Die Hooligan-Bewegung ist in den 1960er Jahren in Großbritannien entstanden. Sie ist eng mit der Arbeiterklasse und den gesellschaftlichen Spannungen dieser Zeit verbunden. Hooligans haben ihren Fokus mehr auf gewalttätigen Auseinandersetzungen mit rivalisierenden Gruppen, hauptsächlich außerhalb des Stadions. Ihre Aktivitäten sind weniger auf den Fußball selbst ausgerichtet.

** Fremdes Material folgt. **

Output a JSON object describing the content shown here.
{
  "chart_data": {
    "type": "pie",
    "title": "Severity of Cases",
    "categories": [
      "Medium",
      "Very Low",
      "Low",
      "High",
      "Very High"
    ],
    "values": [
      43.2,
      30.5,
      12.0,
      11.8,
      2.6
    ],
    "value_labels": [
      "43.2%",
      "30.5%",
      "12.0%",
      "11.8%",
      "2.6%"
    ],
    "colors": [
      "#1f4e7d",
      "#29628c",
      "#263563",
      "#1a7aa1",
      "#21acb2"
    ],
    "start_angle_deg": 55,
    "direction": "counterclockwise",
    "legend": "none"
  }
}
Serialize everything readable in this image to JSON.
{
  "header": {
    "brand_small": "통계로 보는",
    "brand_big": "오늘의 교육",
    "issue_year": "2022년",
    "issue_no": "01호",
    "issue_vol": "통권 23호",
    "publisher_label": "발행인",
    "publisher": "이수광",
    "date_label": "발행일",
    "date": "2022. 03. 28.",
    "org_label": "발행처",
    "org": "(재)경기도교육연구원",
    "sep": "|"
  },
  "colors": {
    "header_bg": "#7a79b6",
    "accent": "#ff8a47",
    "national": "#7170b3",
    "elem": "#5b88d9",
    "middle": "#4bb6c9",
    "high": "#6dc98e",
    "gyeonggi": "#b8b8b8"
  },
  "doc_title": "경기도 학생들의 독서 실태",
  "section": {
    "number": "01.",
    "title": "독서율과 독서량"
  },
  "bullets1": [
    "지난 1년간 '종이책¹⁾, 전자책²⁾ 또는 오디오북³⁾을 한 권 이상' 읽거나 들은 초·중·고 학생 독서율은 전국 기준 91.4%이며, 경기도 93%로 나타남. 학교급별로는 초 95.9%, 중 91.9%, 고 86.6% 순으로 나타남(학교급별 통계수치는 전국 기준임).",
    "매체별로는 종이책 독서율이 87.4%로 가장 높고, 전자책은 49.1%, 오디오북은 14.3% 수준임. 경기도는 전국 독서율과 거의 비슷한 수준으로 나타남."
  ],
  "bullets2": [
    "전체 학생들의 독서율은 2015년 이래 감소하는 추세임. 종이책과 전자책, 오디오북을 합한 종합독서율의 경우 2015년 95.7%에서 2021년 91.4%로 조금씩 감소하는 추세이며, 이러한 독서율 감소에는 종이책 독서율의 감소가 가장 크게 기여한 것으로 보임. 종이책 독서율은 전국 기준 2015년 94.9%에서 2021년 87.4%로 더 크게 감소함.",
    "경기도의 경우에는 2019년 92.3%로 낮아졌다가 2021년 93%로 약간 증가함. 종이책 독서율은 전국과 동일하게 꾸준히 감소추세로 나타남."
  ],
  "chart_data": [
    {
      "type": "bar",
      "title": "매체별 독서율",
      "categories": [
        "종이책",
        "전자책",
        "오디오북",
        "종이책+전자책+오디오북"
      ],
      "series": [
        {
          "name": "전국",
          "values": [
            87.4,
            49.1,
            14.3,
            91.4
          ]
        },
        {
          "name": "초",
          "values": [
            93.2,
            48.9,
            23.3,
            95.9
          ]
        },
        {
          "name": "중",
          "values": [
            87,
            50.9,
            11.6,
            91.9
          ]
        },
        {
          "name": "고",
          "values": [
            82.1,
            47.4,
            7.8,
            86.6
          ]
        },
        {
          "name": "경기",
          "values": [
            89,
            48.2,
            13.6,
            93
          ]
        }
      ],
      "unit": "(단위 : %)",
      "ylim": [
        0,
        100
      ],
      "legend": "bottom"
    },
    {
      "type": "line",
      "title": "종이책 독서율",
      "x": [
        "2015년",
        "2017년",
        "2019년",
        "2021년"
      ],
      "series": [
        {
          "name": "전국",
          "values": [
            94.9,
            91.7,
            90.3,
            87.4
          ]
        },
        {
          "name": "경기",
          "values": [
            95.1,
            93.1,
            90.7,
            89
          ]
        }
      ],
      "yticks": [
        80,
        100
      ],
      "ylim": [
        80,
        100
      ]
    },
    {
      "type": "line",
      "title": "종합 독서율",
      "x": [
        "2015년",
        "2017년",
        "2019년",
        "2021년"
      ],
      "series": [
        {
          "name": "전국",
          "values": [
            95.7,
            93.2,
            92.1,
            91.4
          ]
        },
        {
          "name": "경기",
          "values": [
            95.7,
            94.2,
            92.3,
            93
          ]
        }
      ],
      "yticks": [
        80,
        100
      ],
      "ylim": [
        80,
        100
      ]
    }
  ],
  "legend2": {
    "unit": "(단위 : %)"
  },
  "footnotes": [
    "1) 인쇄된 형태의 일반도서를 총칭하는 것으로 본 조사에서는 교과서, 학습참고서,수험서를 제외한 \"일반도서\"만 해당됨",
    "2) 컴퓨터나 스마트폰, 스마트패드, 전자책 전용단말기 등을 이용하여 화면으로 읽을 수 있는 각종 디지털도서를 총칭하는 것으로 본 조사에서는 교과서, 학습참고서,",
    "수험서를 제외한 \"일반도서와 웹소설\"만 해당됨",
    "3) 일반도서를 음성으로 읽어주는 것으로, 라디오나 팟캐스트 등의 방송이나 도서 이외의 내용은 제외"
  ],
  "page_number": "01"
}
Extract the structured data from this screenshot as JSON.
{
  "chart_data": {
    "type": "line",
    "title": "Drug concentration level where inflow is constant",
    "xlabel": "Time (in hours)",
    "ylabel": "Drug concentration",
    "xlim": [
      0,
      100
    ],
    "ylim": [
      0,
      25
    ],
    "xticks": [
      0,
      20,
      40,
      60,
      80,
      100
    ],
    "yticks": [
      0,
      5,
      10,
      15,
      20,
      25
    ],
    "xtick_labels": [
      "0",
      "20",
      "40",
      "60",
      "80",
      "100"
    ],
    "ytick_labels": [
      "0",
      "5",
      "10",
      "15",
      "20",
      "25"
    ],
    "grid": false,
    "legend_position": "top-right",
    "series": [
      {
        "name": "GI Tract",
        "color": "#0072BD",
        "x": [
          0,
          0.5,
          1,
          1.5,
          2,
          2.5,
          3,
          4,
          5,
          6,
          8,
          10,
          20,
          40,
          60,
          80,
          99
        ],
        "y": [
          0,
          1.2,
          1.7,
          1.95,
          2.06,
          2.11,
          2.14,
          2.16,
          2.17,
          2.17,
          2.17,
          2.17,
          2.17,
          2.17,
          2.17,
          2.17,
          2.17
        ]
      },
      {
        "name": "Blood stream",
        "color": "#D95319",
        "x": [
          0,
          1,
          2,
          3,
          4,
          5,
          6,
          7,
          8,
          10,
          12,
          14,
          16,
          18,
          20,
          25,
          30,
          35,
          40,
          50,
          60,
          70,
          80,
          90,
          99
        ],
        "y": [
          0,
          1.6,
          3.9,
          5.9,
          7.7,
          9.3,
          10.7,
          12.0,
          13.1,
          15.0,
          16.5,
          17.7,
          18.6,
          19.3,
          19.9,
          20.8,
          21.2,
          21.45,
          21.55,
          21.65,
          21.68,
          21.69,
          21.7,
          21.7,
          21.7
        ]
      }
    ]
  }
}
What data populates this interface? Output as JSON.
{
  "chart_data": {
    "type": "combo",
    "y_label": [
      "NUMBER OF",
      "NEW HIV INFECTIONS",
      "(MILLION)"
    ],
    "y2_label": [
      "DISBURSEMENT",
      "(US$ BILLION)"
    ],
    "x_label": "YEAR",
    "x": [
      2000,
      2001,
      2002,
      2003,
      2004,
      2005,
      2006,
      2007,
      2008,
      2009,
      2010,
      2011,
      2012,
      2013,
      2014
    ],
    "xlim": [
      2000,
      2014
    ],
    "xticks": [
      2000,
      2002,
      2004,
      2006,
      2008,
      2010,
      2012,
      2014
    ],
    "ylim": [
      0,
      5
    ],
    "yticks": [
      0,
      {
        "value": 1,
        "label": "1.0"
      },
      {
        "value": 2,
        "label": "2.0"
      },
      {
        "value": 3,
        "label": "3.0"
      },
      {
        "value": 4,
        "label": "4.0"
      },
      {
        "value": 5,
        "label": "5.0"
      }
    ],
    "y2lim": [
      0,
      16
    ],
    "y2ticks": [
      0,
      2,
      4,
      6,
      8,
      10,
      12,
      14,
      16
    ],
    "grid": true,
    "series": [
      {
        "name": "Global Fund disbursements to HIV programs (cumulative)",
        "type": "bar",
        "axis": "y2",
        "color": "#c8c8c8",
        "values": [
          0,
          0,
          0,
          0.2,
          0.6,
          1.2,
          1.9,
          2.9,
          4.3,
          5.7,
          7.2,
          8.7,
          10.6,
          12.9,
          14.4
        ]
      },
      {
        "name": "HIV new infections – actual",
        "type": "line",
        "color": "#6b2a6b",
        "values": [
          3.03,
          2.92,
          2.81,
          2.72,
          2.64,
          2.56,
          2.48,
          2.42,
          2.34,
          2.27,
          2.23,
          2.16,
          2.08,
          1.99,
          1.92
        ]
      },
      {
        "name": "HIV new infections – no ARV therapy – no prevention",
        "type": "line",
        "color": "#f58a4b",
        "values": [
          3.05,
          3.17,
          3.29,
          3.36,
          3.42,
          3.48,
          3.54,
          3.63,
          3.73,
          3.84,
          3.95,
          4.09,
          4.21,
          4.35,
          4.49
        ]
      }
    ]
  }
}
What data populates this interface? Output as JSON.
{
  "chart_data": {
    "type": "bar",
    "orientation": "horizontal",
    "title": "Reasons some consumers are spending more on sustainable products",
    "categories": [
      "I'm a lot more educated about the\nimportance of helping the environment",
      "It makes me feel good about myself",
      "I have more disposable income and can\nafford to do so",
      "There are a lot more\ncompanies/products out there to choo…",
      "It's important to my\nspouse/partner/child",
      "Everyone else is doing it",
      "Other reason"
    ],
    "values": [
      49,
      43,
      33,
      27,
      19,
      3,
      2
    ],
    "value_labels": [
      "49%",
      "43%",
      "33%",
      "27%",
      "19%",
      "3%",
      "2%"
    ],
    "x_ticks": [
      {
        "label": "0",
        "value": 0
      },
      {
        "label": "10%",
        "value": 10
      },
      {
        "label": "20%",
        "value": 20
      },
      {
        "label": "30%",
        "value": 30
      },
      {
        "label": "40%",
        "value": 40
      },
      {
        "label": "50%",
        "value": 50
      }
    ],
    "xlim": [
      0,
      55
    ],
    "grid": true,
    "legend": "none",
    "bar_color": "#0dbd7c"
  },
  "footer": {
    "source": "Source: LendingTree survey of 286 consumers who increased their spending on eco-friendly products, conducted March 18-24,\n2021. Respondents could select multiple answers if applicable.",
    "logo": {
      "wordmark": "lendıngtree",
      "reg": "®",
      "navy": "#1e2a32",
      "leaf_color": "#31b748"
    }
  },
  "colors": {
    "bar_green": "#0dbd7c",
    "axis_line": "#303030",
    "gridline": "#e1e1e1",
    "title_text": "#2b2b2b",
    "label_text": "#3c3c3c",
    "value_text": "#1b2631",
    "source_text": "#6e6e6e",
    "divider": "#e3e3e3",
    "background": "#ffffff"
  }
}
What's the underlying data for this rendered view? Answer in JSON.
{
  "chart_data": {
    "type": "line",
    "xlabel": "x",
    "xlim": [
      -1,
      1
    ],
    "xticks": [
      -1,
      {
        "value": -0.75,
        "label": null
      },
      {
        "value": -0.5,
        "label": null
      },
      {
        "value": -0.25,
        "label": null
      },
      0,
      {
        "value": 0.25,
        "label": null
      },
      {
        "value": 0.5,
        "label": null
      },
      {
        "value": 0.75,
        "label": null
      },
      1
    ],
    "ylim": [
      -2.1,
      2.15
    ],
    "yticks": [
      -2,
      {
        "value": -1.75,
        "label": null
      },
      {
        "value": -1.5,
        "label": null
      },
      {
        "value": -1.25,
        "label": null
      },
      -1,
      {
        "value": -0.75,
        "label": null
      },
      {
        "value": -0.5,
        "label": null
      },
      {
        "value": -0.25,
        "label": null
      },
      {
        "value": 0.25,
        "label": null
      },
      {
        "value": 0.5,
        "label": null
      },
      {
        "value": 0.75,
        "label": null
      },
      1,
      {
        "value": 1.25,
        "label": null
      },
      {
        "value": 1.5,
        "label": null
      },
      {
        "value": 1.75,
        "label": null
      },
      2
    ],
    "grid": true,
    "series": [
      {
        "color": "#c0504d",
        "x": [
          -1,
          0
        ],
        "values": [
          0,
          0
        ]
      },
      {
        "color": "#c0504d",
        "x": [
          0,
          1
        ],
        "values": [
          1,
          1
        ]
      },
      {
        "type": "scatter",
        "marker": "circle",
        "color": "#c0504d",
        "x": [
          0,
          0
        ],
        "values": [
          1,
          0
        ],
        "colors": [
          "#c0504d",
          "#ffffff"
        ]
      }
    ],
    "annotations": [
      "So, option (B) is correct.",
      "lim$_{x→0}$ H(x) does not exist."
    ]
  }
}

Die Ultrakultur hingegen entstand in den 1950er und 1960er Jahren in Italien, inspiriert von Leidenschaft und Organisation lateinamerikanischer Fans. Ultras sind mit ihrem Verein emotional sehr verbunden und oft auch politisch oder sozial engagiert. Der aktive Support durch Choreografien, Gesänge, Fahnen und Banner steht im Vordergrund. Ultras pflegen eine starke Gemeinschaft und betonen Werte wie Loyalität und Anti-Kommerzialisierung. Gewalt ist nicht der Fokus, auch wenn es dazu kommen kann.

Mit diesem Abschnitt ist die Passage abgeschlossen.